Hastily, she screwed open the cap, shaking the bottle so that a small pill sat on the palm of her hand. Her mouth was a grim slash as she shook the glass again, fingers enclosing around the three white pills in her palm. She swallowed them, not bothering with water. Her throat felt raw enough anyways, nothing she could do would hurt anymore.
Screwing the lid back onto the bottle, she plunged it into her pillow, hiding it so her brother wouldn't find it. He was concerned, and rightfully so, about her emotional state right now. She didn't give him any reason to, yet he knew her better than she thought. Outwardly, Linali Li was still the same. More than a year after the end of the war, the Order was finally trying to return to its normal routine. She plastered fake smiles and false optimism onto her cleverly crafted persona, but those were all lies. She acted that way to not worry the others in the Order. It wouldn't be fair for them to have to remember. She would do that for them.

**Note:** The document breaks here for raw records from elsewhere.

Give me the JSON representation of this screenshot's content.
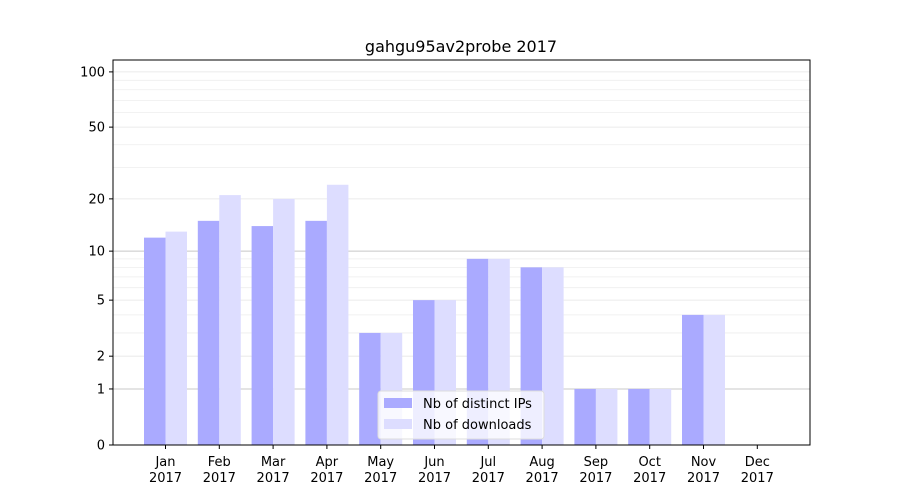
{
  "chart_data": {
    "type": "bar",
    "title": "gahgu95av2probe 2017",
    "xlabel": "",
    "ylabel": "",
    "yscale": "symlog",
    "ylim": [
      0,
      116
    ],
    "yticks": [
      0,
      1,
      2,
      5,
      10,
      20,
      50,
      100
    ],
    "grid": true,
    "legend_position": "lower-center",
    "categories": [
      "Jan\n2017",
      "Feb\n2017",
      "Mar\n2017",
      "Apr\n2017",
      "May\n2017",
      "Jun\n2017",
      "Jul\n2017",
      "Aug\n2017",
      "Sep\n2017",
      "Oct\n2017",
      "Nov\n2017",
      "Dec\n2017"
    ],
    "series": [
      {
        "name": "Nb of distinct IPs",
        "color": "#aaaaff",
        "values": [
          12,
          15,
          14,
          15,
          3,
          5,
          9,
          8,
          1,
          1,
          4,
          0
        ]
      },
      {
        "name": "Nb of downloads",
        "color": "#ddddff",
        "values": [
          13,
          21,
          20,
          24,
          3,
          5,
          9,
          8,
          1,
          1,
          4,
          0
        ]
      }
    ]
  }
}
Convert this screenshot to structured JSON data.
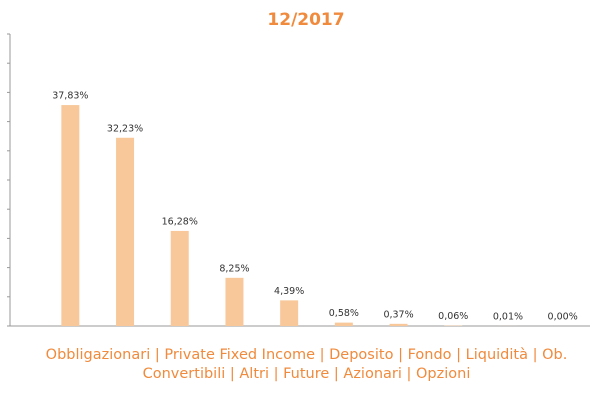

Her lashes fluttered closed, the pills beginning to take effect on her body. Somewhere in her memory, she remembered a myth that her brother had once told her. Greek, perhaps? About a river in the Underworld, one of many. The dead souls who drank from the river forgot their troubles and their past lives. What was it called, again? Her mind searched, almost frantically.
Lethe. That was what it had been called.
Today, even for a few hours, Linali would forget. Yet it would never last. Come morning, the cycle would start again. She was certain that the memories would never completely wash away. The dead would always be with her, and their burdens would be added to hers.
Her heart was heavy with them. She would never forget.